INVESTING STATISTICS BASED ON REALITY
One good thing about investing is that past results can be studied and analyzed. The overall consensus is that asset allocation, market timing and fund managers (the so-called experts) DO NOT BEAT the market indexes over time. That makes the chances of an individual investor beating the market a daunting task.
WHAT SHOULD I DO WITH MY MONEY?
It is more likely a waste of time to try to beat the market yourself or pay fees to the “professionals” to manage your investments. But just because that is true, certain investing principles stand to be true over time.
Asset allocation is important as well as diversification of your investment portfolio. This is due to the fact that you should not keep all or most of your eggs in one basket. Prices rise and fall in every market and no one knows what the future will bring. That said, individual risk tolerance plays a big factor in how an investor should allocate his portfolio.
WHAT SHOULD BE MY STRATEGY RIGHT NOW?
The first step is to determine your asset allocation. You always will need cold hard cash reserves. Determine how much cash you will need. Most experts say 6-12 months living expenses as well as extra for any likely future expenses over the next 3 to 5 years.
The leftovers should be used for investment and growth. Stocks are the most volatile short-term but offer the best historical returns long term. The more time you have before you need to touch the money invested, the more percent you should keep in stocks. You can have some rough years in down markets, but in the long run, the market always recovers. The rest of your investments can be put into less risky investments and to diversify.
Finally, you must be realistic about your risk tolerance. No one will stick to a long-term investing strategy if it does not fit in with their appetite for risk. For example: a 30-year-old with 80% of their portfolio in stocks with a low appetite for risk who has had stellar returns the last 3 years suddenly sees the market tanking as we enter a recession and bear market in stocks.
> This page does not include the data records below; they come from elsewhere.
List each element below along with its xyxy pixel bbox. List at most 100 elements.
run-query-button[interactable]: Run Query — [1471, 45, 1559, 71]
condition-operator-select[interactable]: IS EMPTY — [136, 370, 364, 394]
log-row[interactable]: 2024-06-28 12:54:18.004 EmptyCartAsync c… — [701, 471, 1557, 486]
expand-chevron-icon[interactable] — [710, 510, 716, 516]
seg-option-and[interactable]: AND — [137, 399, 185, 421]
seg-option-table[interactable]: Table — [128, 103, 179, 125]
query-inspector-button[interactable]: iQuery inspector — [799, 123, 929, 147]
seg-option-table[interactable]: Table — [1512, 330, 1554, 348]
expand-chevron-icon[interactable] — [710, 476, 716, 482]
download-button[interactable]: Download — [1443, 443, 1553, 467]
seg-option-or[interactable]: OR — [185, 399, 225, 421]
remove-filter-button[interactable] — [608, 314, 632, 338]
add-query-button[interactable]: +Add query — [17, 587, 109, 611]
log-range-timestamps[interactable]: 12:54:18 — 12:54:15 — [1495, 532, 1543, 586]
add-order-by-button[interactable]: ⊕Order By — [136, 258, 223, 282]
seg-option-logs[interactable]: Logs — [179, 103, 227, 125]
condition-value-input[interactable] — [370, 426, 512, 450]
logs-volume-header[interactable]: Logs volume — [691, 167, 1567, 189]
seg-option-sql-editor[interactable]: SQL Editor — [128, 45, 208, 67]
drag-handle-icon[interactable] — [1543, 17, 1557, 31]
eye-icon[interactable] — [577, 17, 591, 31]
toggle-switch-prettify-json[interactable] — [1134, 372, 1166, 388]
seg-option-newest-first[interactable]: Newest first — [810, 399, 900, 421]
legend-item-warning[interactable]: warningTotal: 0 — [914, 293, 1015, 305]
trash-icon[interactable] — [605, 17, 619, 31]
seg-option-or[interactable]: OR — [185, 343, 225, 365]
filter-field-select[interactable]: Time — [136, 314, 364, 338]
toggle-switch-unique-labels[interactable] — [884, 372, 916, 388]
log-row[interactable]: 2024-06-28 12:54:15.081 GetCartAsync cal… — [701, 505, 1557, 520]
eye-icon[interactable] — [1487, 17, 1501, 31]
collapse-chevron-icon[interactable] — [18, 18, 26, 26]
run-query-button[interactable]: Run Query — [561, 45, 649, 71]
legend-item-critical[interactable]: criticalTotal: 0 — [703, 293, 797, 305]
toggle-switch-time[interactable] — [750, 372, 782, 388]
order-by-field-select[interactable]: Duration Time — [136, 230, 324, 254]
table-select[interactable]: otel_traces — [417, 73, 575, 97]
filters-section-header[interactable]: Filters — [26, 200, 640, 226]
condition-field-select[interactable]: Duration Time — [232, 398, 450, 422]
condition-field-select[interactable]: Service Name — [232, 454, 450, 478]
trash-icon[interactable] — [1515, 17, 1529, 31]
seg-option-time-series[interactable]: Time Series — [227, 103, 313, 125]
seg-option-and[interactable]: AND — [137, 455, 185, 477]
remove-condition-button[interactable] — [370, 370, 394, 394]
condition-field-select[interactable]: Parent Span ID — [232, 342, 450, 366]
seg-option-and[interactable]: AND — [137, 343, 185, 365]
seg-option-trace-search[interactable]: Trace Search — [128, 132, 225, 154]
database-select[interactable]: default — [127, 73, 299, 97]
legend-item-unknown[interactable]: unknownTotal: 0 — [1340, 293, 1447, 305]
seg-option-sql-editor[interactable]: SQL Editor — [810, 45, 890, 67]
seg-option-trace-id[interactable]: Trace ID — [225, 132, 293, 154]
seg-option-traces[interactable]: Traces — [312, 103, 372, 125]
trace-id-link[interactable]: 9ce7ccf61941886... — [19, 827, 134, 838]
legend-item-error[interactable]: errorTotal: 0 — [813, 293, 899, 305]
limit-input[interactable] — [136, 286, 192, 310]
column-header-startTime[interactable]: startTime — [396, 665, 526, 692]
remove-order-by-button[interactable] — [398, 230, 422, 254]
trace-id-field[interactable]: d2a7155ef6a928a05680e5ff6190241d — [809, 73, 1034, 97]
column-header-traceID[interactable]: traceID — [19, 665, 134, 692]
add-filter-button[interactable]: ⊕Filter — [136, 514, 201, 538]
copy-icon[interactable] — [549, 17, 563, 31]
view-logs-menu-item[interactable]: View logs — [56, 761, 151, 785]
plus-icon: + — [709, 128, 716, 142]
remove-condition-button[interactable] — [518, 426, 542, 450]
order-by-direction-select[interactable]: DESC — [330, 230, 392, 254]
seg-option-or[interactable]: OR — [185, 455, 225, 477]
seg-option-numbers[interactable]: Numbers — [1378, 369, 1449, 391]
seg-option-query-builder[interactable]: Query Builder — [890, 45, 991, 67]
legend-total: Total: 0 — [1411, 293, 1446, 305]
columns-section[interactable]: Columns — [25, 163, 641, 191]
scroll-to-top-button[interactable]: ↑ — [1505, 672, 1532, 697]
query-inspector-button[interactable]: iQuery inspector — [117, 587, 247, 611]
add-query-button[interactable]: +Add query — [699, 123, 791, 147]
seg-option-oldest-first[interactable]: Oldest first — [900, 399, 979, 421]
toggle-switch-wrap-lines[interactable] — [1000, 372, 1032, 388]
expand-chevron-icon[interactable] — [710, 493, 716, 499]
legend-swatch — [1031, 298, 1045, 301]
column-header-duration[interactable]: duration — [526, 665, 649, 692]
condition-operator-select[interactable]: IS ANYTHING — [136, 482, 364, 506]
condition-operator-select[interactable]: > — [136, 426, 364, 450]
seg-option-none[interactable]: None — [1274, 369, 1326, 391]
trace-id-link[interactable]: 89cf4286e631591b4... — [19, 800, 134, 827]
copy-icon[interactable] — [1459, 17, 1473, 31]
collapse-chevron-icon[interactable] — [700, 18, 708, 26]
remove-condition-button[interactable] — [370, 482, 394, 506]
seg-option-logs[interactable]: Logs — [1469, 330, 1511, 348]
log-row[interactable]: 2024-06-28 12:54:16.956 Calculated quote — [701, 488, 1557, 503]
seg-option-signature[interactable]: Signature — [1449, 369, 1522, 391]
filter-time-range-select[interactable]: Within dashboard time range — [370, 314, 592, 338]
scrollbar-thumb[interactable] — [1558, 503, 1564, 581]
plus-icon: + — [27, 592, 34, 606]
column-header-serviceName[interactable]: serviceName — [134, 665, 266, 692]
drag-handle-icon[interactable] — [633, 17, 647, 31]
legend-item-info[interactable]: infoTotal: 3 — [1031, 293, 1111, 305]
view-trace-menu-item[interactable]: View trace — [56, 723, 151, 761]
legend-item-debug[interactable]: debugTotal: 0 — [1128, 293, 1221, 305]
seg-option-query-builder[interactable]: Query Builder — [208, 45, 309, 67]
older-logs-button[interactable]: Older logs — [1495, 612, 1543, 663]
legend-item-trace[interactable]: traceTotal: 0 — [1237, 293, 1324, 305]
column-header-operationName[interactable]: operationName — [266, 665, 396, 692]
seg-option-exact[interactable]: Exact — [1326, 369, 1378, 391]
Would you think he will just hold on, or sell all of the stock positions due to fear? My guess is that emotion will overtake logic and that investor will not stick to the plan.
Thus your plan should be: calculate cash reserves, and determine your asset allocation based on your investment horizon and risk tolerance. Rebalance as needed and stick to your plan. Adjust it as your needs change and investment horizon shortens.